Cette définition est importante, car elle montre qu’il n’est pas nécessaire de démontrer que l’auteur des faits avait expressément l’intention de harceler l’agent. Ce sont principalement la répétition des agissements et leurs conséquences sur les conditions de travail qui doivent être examinées.
Le harcèlement peut provenir d’un supérieur hiérarchique, mais aussi d’un collègue, d’un subordonné, d’un groupe d’agents ou, plus largement, d’un mode de fonctionnement collectif toléré par l’administration.
Les fonctionnaires titulaires ne sont pas les seuls protégés. Les agents stagiaires et les agents contractuels de droit public bénéficient également de la protection contre le harcèlement moral.
Quels comportements peuvent caractériser un harcèlement moral ?
Il n’existe pas de liste définitive des comportements susceptibles de constituer un harcèlement moral. Le juge administratif apprécie chaque situation au regard de l’ensemble des faits et de leur répétition.
Un changement isolé d’affectation, une remarque ponctuelle ou un désaccord professionnel ne suffisent pas nécessairement à caractériser un harcèlement. En revanche, l’accumulation de mesures défavorables, de propos humiliants ou de décisions professionnelles injustifiées peut révéler une véritable situation de harcèlement.
Le harcèlement peut notamment se manifester par une mise à l’écart progressive de l’agent, la suppression de ses missions, l’absence de travail réel, le retrait de ses outils professionnels, une exclusion des réunions, une surveillance excessive, des critiques permanentes, des ordres contradictoires ou encore des changements répétés d’organisation destinés à le fragiliser.
Il peut également prendre la forme d’une multiplication inhabituelle de courriels de reproches, de convocations déstabilisantes, de demandes impossibles à satisfaire, de refus systématiques ou de menaces relatives à la carrière de l’agent.
Dans certains dossiers, la dégradation des conditions de travail est plus indirecte.
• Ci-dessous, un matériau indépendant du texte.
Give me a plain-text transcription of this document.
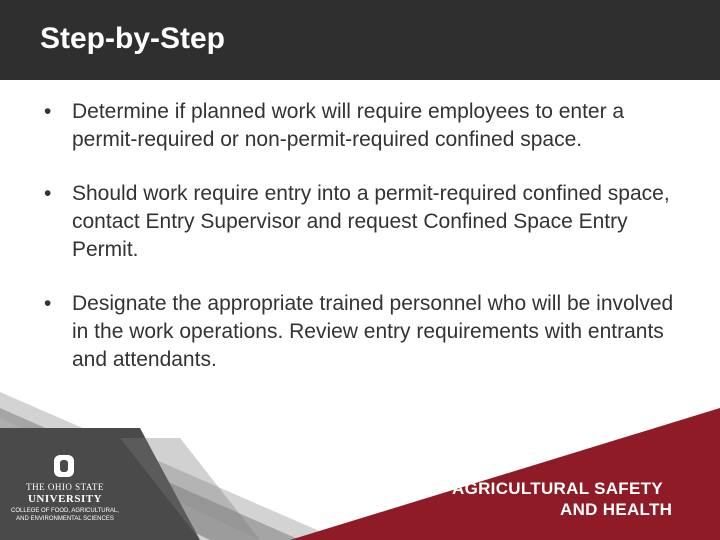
Step-by-Step
• Determine if planned work will require employees to enter a permit-required or non-permit-required confined space.
• Should work require entry into a permit-required confined space, contact Entry Supervisor and request Confined Space Entry Permit.
• Designate the appropriate trained personnel who will be involved in the work operations. Review entry requirements with entrants and attendants.
THE OHIO STATE
UNIVERSITY
COLLEGE OF FOOD, AGRICULTURAL,
AND ENVIRONMENTAL SCIENCES
AGRICULTURAL SAFETY
AND HEALTH
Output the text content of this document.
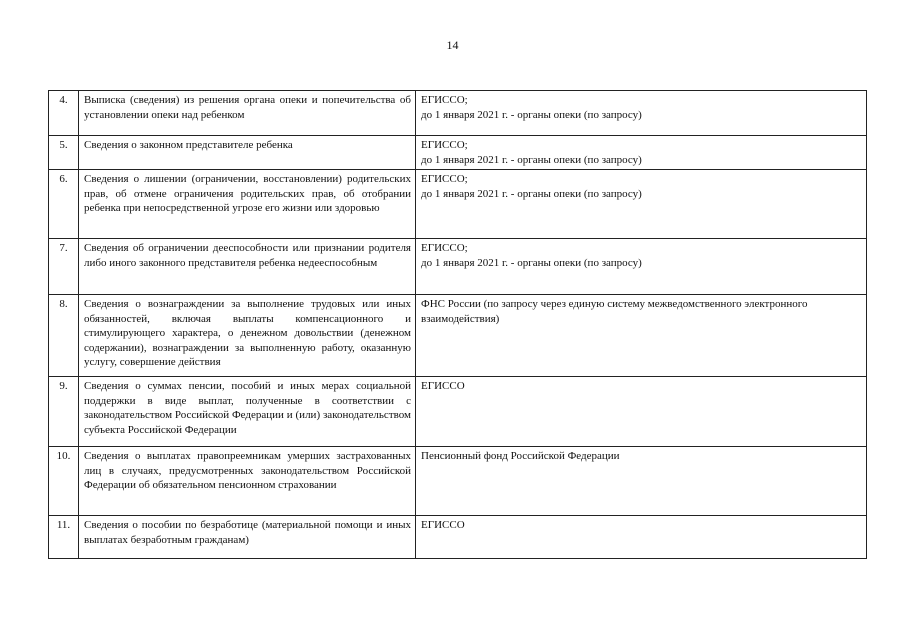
14
4.	Выписка (сведения) из решения органа опеки и попечительства об установлении опеки над ребенком	ЕГИССО;
до 1 января 2021 г. - органы опеки (по запросу)

5.	Сведения о законном представителе ребенка	ЕГИССО;
до 1 января 2021 г. - органы опеки (по запросу)

6.	Сведения о лишении (ограничении, восстановлении) родительских прав, об отмене ограничения родительских прав, об отобрании ребенка при непосредственной угрозе его жизни или здоровью	ЕГИССО;
до 1 января 2021 г. - органы опеки (по запросу)

7.	Сведения об ограничении дееспособности или признании родителя либо иного законного представителя ребенка недееспособным	ЕГИССО;
до 1 января 2021 г. - органы опеки (по запросу)

8.	Сведения о вознаграждении за выполнение трудовых или иных обязанностей, включая выплаты компенсационного и стимулирующего характера, о денежном довольствии (денежном содержании), вознаграждении за выполненную работу, оказанную услугу, совершение действия	ФНС России (по запросу через единую систему межведомственного электронного взаимодействия)

9.	Сведения о суммах пенсии, пособий и иных мерах социальной поддержки в виде выплат, полученные в соответствии с законодательством Российской Федерации и (или) законодательством субъекта Российской Федерации	ЕГИССО

10.	Сведения о выплатах правопреемникам умерших застрахованных лиц в случаях, предусмотренных законодательством Российской Федерации об обязательном пенсионном страховании	Пенсионный фонд Российской Федерации

11.	Сведения о пособии по безработице (материальной помощи и иных выплатах безработным гражданам)	ЕГИССО
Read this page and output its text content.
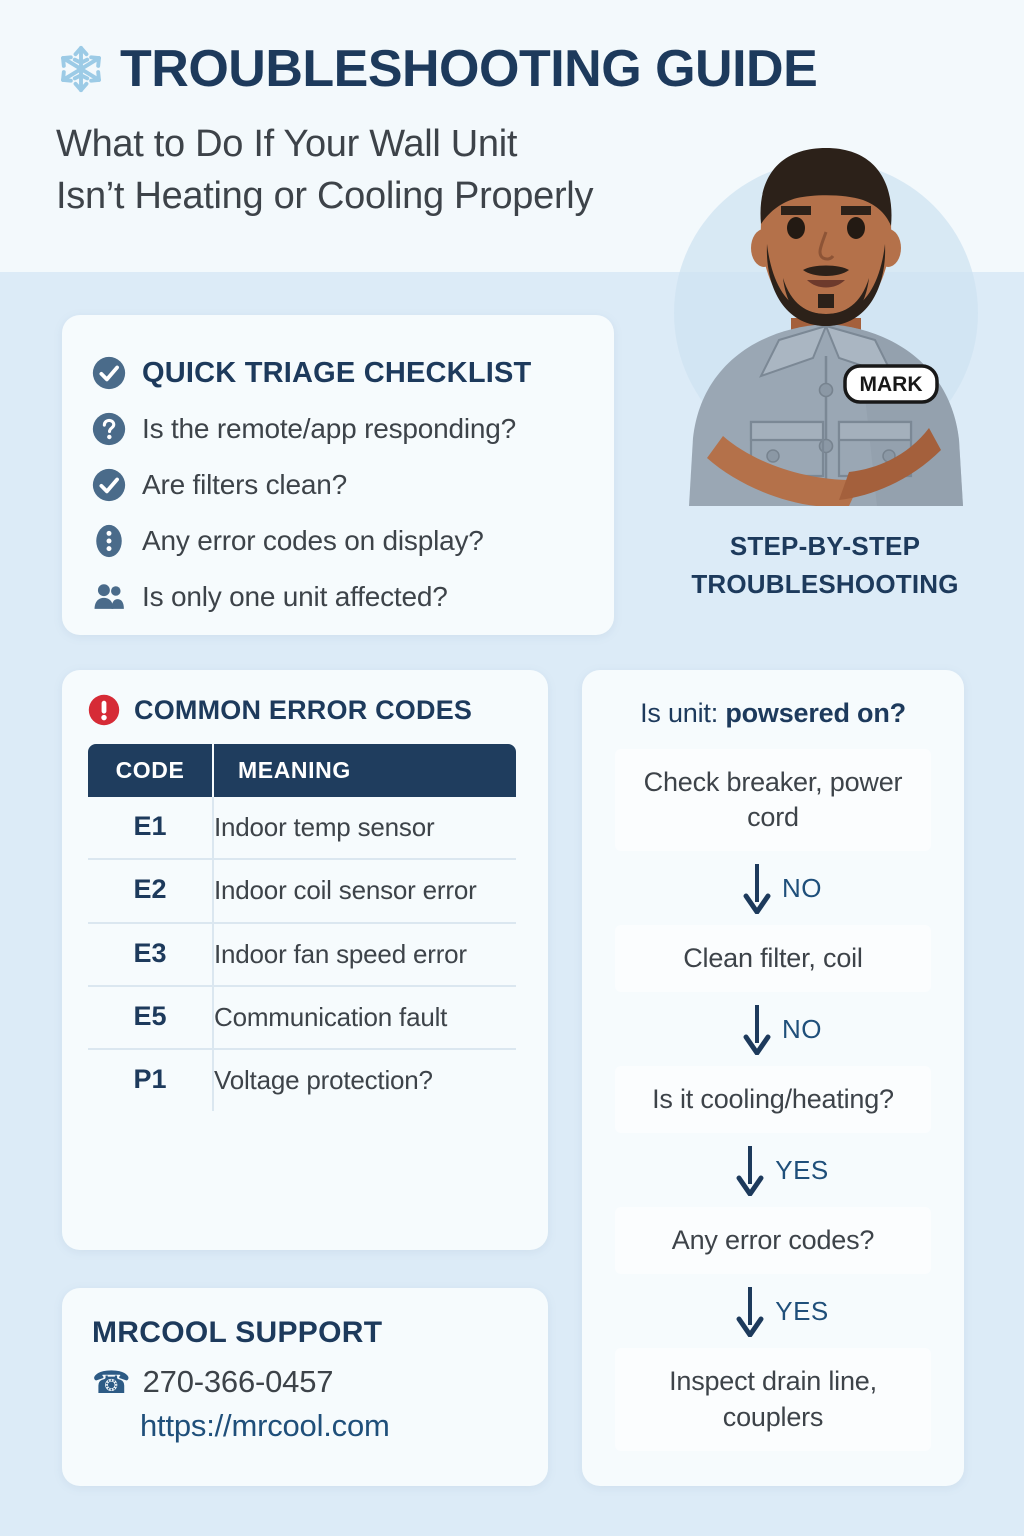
TROUBLESHOOTING GUIDE
What to Do If Your Wall Unit
Isn’t Heating or Cooling Properly
MARK
STEP-BY-STEP
TROUBLESHOOTING
QUICK TRIAGE CHECKLIST
Is the remote/app responding?
Are filters clean?
Any error codes on display?
Is only one unit affected?
COMMON ERROR CODES
CODE	MEANING
E1	Indoor temp sensor
E2	Indoor coil sensor error
E3	Indoor fan speed error
E5	Communication fault
P1	Voltage protection?
MRCOOL SUPPORT
☎ 270-366-0457
https://mrcool.com
Is unit: powsered on?
Check breaker, power cord
NO
Clean filter, coil
NO
Is it cooling/heating?
YES
Any error codes?
YES
Inspect drain line, couplers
L’agent conserve officiellement son poste, mais ses responsabilités sont progressivement retirées, ses relations avec l’équipe sont empêchées et son travail est constamment dévalorisé.
Ce n’est donc pas nécessairement la gravité d’un fait unique qui permet de reconnaître le harcèlement moral. C’est souvent la répétition d’agissements apparemment mineurs qui, replacés dans leur contexte, révèle la dégradation durable de la situation professionnelle.
Une mauvaise relation avec la hiérarchie suffit-elle à établir un harcèlement ?
Toute situation conflictuelle ne constitue pas automatiquement un harcèlement moral.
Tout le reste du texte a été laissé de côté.